Several targeted technical improvements have been made. The tool invocation format has shifted from JSON to a special token-based XML structure, reducing escape errors. Cross-iteration inference traces are fully retained in tool invocation scenarios, unlike V3.2, where each round was cleared, allowing the model to maintain a coherent reasoning chain in long-term agent tasks. In terms of training infrastructure, DeepSeek has built a sandbox platform named DSec, capable of concurrently managing hundreds of thousands of sandbox instances in a single cluster, specifically supporting agent reinforcement learning training and evaluation.

Huawei Ascend Comes to Light

In this release, the long-rumored adaptation of DeepSeek to domestic chips has finally surfaced.

In the technical report, section 3.1 explicitly states: “We have verified the fine-grained EP (Expert Parallel) scheme on both NVIDIA GPUs and Huawei Ascend NPUs.” This marks the first time DeepSeek has officially included Huawei Ascend alongside NVIDIA in its hardware verification list.

Observers noted that Ascend CANN will live stream the debut of DeepSeek V4 on the Ascend platform at 4 PM today.

In the pricing table notes, DeepSeek indicated in the official release article: “It is expected that after the large-scale launch of Ascend 950 super nodes in the second half of the year, the price of the Pro version will also be significantly reduced.”

The technical report also disclosed that V4’s MoE expert weights and sparse attention indexers utilize FP4 precision, which is the native supported precision of Huawei’s Ascend 950PR chip released in March.
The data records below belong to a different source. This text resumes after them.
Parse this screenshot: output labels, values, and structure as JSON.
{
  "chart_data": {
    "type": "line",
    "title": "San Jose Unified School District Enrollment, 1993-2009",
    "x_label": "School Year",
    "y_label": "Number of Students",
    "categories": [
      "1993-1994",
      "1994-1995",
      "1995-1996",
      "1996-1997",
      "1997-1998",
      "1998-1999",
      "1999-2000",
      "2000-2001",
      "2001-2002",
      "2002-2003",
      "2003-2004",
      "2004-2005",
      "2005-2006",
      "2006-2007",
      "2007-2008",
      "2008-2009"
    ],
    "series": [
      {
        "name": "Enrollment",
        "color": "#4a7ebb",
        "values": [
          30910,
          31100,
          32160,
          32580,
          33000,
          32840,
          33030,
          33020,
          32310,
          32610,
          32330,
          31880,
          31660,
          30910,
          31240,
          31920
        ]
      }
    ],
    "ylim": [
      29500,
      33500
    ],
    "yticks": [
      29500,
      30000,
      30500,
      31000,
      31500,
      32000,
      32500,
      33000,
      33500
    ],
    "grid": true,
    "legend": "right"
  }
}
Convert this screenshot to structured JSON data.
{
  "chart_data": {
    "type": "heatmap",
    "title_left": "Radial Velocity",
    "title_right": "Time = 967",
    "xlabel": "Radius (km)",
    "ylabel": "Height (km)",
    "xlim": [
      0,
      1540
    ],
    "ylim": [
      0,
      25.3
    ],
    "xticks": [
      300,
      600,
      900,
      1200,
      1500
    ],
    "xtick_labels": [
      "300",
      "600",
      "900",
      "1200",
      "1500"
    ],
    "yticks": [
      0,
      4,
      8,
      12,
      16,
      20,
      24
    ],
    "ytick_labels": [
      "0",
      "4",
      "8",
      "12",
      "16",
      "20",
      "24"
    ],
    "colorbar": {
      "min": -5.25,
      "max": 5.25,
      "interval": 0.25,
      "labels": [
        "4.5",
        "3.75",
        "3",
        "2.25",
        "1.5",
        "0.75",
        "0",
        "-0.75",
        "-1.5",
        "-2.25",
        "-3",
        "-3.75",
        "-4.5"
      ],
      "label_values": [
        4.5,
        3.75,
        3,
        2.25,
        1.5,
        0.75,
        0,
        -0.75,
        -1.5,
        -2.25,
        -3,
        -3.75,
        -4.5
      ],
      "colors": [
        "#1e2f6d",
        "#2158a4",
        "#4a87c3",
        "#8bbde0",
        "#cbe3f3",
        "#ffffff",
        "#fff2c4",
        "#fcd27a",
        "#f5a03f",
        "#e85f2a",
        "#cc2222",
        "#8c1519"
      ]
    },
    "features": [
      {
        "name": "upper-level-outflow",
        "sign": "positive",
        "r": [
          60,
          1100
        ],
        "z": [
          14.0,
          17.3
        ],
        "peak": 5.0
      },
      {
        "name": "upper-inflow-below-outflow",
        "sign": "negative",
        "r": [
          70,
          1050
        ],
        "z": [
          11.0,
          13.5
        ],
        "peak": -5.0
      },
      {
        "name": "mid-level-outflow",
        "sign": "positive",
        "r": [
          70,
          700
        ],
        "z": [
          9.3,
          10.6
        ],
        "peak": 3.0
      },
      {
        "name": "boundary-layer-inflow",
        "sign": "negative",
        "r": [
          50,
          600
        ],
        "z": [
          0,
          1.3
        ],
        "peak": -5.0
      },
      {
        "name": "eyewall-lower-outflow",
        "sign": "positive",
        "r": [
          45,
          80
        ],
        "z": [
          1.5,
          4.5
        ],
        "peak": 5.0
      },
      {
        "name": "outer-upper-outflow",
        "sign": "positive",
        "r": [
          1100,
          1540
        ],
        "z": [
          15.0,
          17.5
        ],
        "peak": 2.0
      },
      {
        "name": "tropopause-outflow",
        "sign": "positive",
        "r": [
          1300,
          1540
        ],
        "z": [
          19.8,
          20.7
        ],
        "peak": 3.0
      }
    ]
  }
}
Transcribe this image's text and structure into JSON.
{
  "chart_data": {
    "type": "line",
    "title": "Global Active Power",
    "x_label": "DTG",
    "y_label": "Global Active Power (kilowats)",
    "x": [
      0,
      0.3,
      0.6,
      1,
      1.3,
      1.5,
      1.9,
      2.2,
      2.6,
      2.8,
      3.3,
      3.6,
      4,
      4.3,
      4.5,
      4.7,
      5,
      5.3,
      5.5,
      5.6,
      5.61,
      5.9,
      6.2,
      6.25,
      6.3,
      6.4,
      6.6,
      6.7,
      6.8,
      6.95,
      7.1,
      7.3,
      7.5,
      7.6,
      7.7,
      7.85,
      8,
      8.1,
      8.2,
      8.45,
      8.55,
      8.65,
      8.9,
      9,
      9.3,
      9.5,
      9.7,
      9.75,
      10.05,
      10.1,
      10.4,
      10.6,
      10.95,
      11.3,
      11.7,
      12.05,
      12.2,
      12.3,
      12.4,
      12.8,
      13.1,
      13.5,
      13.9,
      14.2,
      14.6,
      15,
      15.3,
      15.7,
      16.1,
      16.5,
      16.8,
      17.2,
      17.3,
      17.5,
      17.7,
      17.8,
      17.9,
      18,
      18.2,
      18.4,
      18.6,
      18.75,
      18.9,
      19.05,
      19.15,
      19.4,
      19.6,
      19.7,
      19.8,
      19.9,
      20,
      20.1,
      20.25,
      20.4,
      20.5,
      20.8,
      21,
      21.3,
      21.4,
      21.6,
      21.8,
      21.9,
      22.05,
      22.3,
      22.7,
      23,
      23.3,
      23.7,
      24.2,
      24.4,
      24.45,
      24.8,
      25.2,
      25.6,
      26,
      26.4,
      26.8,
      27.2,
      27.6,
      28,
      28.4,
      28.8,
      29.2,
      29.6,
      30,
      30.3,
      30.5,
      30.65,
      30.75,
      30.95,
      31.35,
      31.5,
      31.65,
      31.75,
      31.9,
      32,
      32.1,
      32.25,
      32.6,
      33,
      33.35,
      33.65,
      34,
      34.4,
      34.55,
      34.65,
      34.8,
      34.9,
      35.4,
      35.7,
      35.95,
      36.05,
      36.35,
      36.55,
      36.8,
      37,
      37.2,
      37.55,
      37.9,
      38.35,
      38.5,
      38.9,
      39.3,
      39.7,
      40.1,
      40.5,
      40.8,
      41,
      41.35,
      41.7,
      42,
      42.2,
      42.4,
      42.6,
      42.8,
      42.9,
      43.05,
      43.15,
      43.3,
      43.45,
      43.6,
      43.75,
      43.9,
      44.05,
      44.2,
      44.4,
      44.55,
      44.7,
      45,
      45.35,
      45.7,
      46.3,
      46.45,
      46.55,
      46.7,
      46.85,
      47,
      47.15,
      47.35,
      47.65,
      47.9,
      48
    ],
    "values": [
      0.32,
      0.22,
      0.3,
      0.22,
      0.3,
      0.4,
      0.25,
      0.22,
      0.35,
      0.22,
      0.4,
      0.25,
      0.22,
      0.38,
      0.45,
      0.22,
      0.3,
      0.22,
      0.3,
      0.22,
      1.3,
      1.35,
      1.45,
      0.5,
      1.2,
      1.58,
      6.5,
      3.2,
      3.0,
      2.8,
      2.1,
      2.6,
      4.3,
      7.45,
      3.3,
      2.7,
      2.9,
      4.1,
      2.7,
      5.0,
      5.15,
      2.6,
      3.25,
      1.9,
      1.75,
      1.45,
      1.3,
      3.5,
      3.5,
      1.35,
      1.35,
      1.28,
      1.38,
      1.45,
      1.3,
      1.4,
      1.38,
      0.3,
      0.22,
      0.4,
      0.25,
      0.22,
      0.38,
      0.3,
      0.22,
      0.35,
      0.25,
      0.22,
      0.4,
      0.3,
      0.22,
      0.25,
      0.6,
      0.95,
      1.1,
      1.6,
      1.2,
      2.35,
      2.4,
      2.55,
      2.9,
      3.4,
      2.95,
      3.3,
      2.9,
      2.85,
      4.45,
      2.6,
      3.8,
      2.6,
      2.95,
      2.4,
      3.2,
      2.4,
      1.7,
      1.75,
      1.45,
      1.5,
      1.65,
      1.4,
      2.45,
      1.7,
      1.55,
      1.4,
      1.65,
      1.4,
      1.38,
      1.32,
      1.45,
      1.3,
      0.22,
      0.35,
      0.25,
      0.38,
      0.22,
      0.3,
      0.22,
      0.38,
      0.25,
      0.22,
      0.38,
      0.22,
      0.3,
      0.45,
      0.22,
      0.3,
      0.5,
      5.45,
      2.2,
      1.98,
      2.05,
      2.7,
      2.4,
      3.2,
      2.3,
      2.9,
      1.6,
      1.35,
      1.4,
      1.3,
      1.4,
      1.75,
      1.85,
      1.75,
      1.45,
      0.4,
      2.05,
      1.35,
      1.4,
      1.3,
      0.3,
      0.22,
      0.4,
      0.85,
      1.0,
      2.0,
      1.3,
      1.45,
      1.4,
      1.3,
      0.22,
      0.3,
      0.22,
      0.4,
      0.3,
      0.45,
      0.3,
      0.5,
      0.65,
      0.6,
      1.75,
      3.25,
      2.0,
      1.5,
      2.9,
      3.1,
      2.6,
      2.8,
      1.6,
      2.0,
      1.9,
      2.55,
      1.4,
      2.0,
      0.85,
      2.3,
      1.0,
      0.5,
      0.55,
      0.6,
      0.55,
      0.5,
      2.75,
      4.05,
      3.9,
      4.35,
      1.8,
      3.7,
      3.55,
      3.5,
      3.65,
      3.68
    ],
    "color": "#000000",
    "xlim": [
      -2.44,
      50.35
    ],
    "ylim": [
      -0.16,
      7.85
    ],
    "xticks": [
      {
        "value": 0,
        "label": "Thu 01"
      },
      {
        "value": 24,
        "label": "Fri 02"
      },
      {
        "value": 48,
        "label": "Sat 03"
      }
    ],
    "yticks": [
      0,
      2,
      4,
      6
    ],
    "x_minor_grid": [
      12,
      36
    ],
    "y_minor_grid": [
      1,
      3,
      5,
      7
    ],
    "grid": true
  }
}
The training-oriented 950DT plan is set to launch in the fourth quarter of this year. On the same day, Ascend CANN officially announced the debut of DeepSeek V4 on the Ascend platform, and Cambricon confirmed that it has completed Day 0 adaptation for V4-Flash and V4-Pro based on the vLLM inference framework, with the code open-sourced.
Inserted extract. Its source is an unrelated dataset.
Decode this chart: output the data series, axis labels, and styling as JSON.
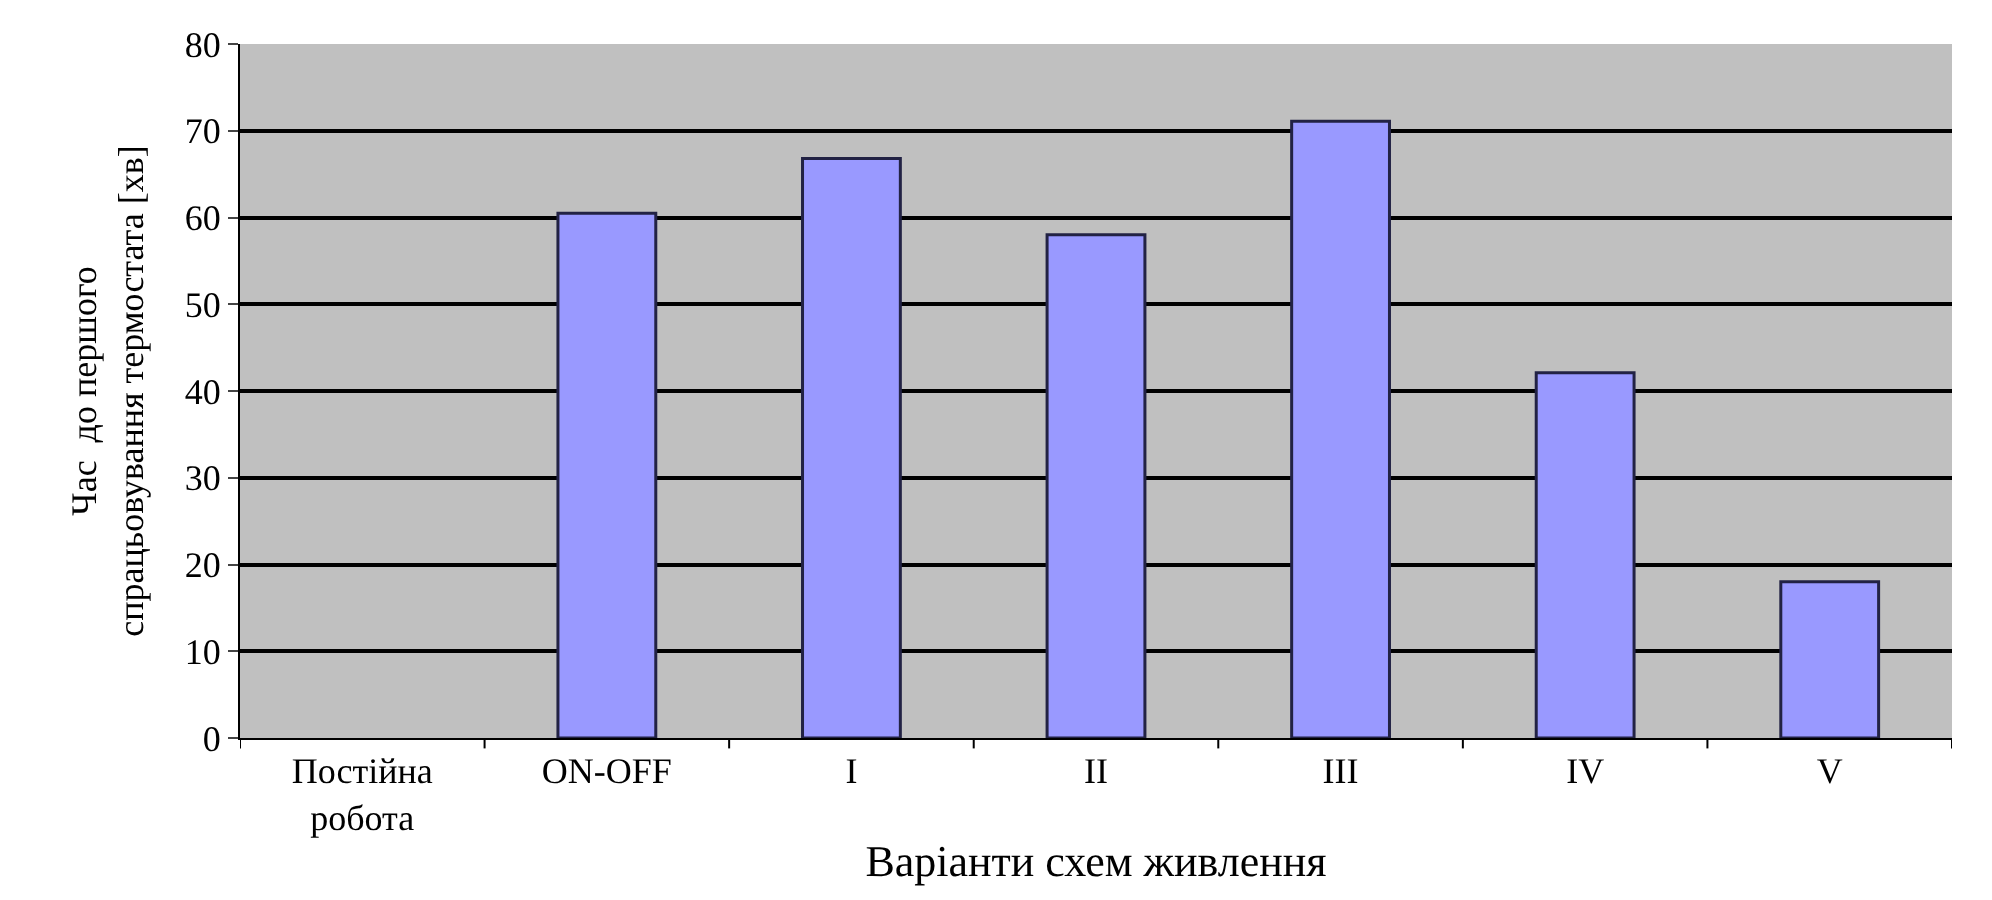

The current API pricing for V4—Pro input at 12 yuan/million tokens (1 yuan for cache hits), output at 24 yuan, Flash input at 1 yuan (0.2 yuan for cache hits), output at 2 yuan—is a stage pricing constrained by high-end computational capacity. As the Ascend 950 becomes available in large quantities later this year, this pricing line will be redefined.

DeepSeek concluded its release article with a quote from Xunzi: “Do not be tempted by praise, nor fear slander; follow the way and correct oneself.” Despite rumors of its first financing round, DeepSeek maintains a detached yet solid development approach.